For some procedures, your pet will need to be administered general anaesthesia so that he or she will be unconscious and not feel pain. Many pet owners worry about their pets being administered general anaesthesia. We can assure you that modern anaesthesia is generally quite safe; to further lower any risk, we perform a physical examination and run blood work ahead of time to catch any underlying health issues. In addition, we follow a specific anaesthetic protocol, including monitoring vital signs during the procedure, to ensure the safety of our patients.
We begin most general anaesthetic procedures by administering a sedative to help the pet relax and decrease any anxiety and pain. We then administer an intravenous drug to provide complete anaesthesia and place a breathing tube into the patient’s trachea (windpipe). To maintain the state of unconsciousness, we deliver a gas anaesthetic in combination with oxygen through the breathing tube.
Please contact us if you have any questions or concerns about your pet receiving general anesthesia or about the procedure for which your pet is scheduled.
If your pet is having a minor surgical or diagnostic procedure performed, we sometimes use a local anaesthetic to help control pain. For example, when we perform a biopsy (in which a small portion of tissue is surgically removed so it can be examined), we often use a local anaesthetic.
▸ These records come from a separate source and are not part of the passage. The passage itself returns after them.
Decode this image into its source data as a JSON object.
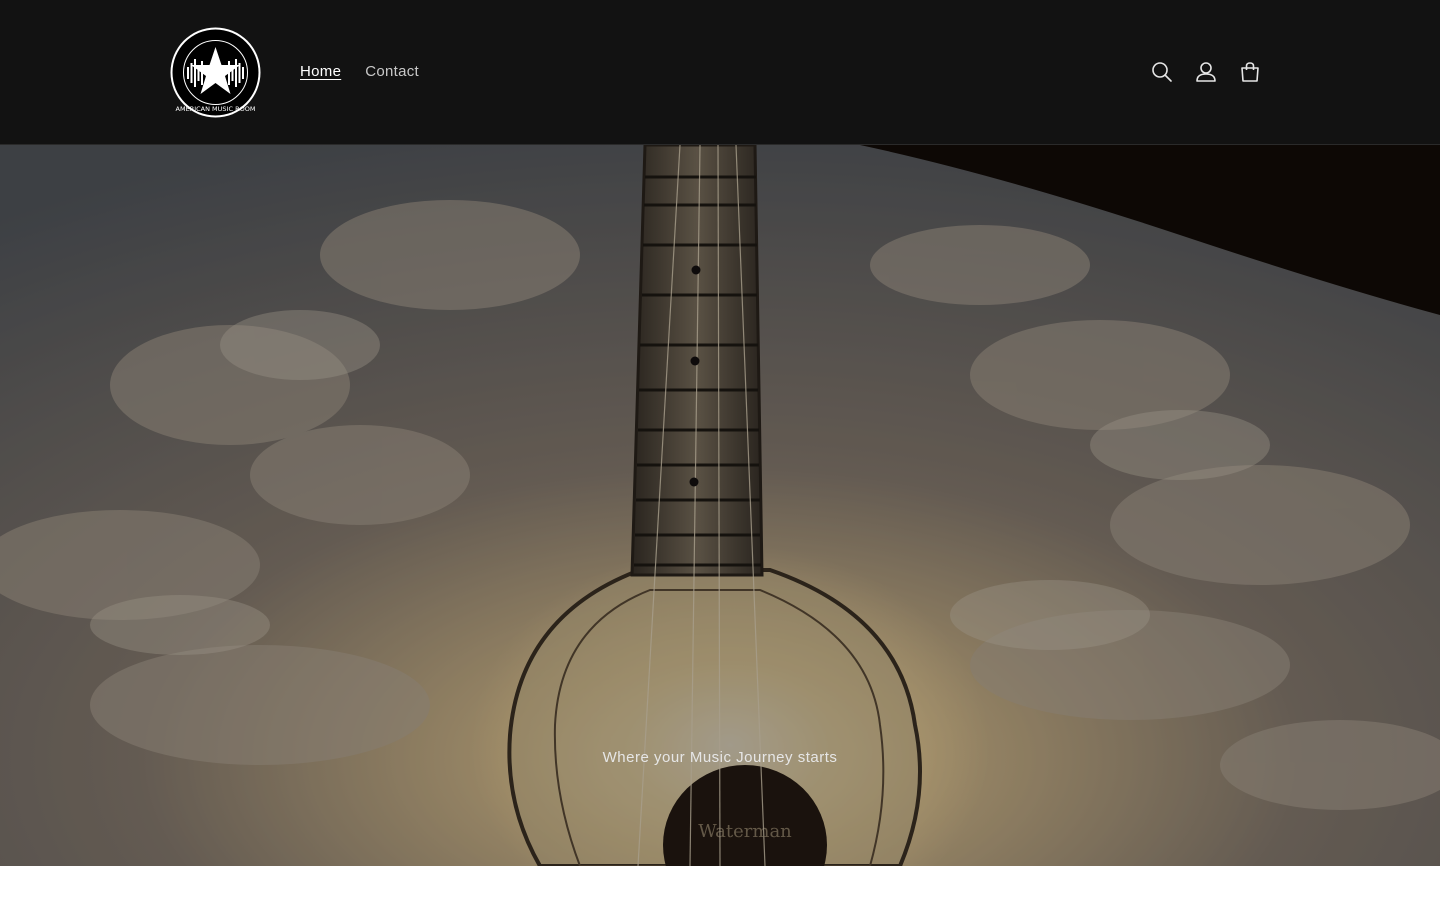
{
  "header": {
    "logo_text": "AMERICAN MUSIC ROOM",
    "nav": [
      {
        "label": "Home",
        "active": true
      },
      {
        "label": "Contact",
        "active": false
      }
    ],
    "icons": [
      "search-icon",
      "account-icon",
      "cart-icon"
    ]
  },
  "hero": {
    "tagline": "Where your Music Journey starts",
    "guitar_text": "Waterman"
  },
  "colors": {
    "header_bg": "#121212",
    "text": "#ffffff",
    "nav_inactive": "#c8c8c8"
  }
}
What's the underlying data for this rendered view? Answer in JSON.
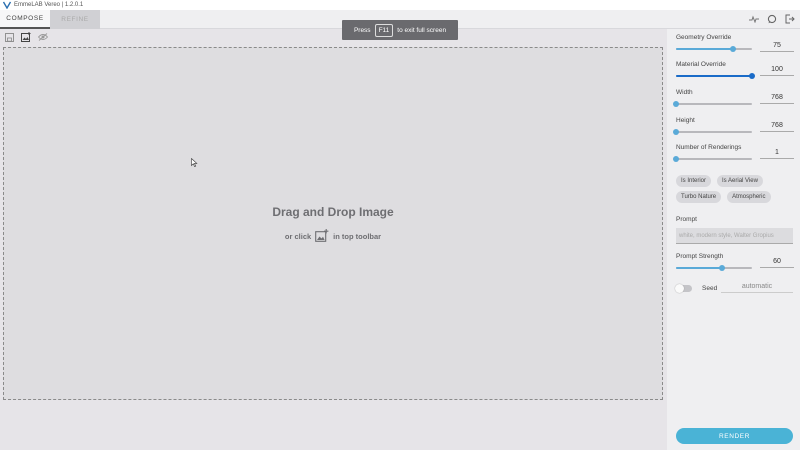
{
  "window": {
    "title": "EmmeLAB Vereo | 1.2.0.1"
  },
  "tabs": [
    {
      "label": "COMPOSE",
      "active": true
    },
    {
      "label": "REFINE",
      "active": false
    }
  ],
  "tab_icons": [
    "graph-icon",
    "chat-icon",
    "logout-icon"
  ],
  "toast": {
    "prefix": "Press",
    "key": "F11",
    "suffix": "to exit full screen"
  },
  "toolbar": {
    "icons": [
      "save-icon",
      "add-image-icon",
      "hide-icon"
    ]
  },
  "canvas": {
    "title": "Drag and Drop Image",
    "sub_prefix": "or click",
    "sub_suffix": "in top toolbar"
  },
  "panel": {
    "fields": [
      {
        "label": "Geometry Override",
        "value": "75",
        "fraction": 0.75
      },
      {
        "label": "Material Override",
        "value": "100",
        "fraction": 1.0
      },
      {
        "label": "Width",
        "value": "768",
        "fraction": 0.0
      },
      {
        "label": "Height",
        "value": "768",
        "fraction": 0.0
      },
      {
        "label": "Number of Renderings",
        "value": "1",
        "fraction": 0.0
      }
    ],
    "chips": [
      "Is Interior",
      "Is Aerial View",
      "Turbo Nature",
      "Atmospheric"
    ],
    "prompt": {
      "label": "Prompt",
      "placeholder": "white, modern style, Walter Gropius"
    },
    "strength": {
      "label": "Prompt Strength",
      "value": "60",
      "fraction": 0.6
    },
    "seed": {
      "label": "Seed",
      "value": "automatic",
      "enabled": false
    },
    "render_label": "RENDER"
  },
  "colors": {
    "accent": "#4ab3d6",
    "slider_active": "#1a6bc8",
    "toast_bg": "#6a6a6e"
  }
}
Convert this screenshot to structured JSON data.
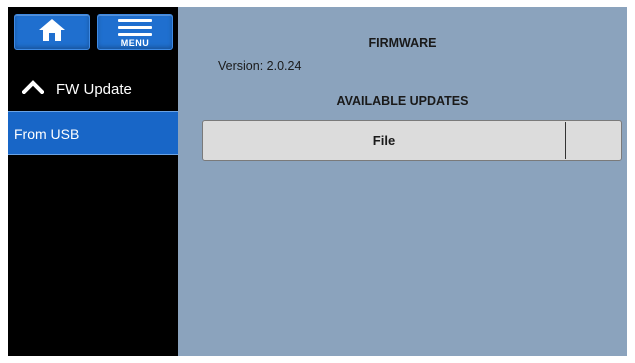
{
  "sidebar": {
    "menu_label": "MENU",
    "fw_update_label": "FW Update",
    "from_usb_label": "From USB"
  },
  "main": {
    "title": "FIRMWARE",
    "version_text": "Version: 2.0.24",
    "updates_heading": "AVAILABLE UPDATES",
    "table": {
      "columns": [
        "File",
        ""
      ]
    }
  },
  "colors": {
    "accent_blue": "#1f6fcf",
    "selected_blue": "#1866c7",
    "panel_background": "#8ba3bd",
    "sidebar_background": "#000000",
    "table_header_background": "#dcdcdc"
  },
  "icons": {
    "home": "home-icon",
    "menu": "hamburger-menu-icon",
    "fw_update": "chevron-up-icon"
  }
}
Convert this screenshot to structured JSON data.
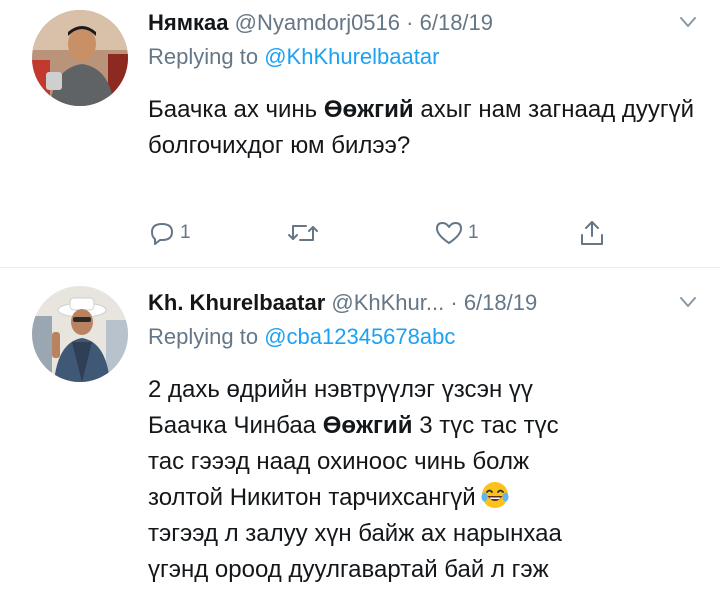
{
  "tweets": [
    {
      "name": "Нямкаа",
      "handle": "@Nyamdorj0516",
      "separator": "·",
      "date": "6/18/19",
      "replying_prefix": "Replying to",
      "replying_to": "@KhKhurelbaatar",
      "body_before": "Баачка ах чинь ",
      "body_bold": "Өөжгий",
      "body_after": " ахыг нам загнаад дуугүй болгочихдог юм билээ?",
      "actions": {
        "reply_count": "1",
        "retweet_count": "",
        "like_count": "1"
      },
      "icons": [
        "caret-down-icon",
        "reply-icon",
        "retweet-icon",
        "like-icon",
        "share-icon"
      ]
    },
    {
      "name": "Kh. Khurelbaatar",
      "handle": "@KhKhur...",
      "separator": "·",
      "date": "6/18/19",
      "replying_prefix": "Replying to",
      "replying_to": "@cba12345678abc",
      "line1": "2 дахь өдрийн нэвтрүүлэг үзсэн үү",
      "line2_before": "Баачка Чинбаа ",
      "line2_bold": "Өөжгий",
      "line2_after": " 3 түс тас түс",
      "line3": "тас гэээд наад охиноос чинь болж",
      "line4": "золтой Никитон тарчихсангүй",
      "line5": "тэгээд л залуу хүн байж ах нарынхаа",
      "line6": "үгэнд ороод дуулгавартай бай л гэж",
      "icons": [
        "caret-down-icon",
        "laughing-emoji-icon"
      ]
    }
  ],
  "colors": {
    "primary_text": "#14171a",
    "secondary_text": "#657786",
    "link": "#1da1f2",
    "divider": "#e6ecf0"
  }
}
Local anaesthetics cause a loss of sensation in the area where the procedure is being performed. We sometimes use a sedative and/or anxiolytic (anti-anxiety medication) in combination with the local anaesthetic to keep pets calm during a procedure.
Please contact us if you have any questions or concerns about your pet receiving anaesthesia or about the procedure for which your pet is scheduled.
We monitor our patients closely to keep them as safe as possible during procedures that require general anaesthesia. A veterinary nurse will continually assess your pet’s heart and respiratory rate, blood pressure, and other vital signs to help prevent any anaesthetic risk.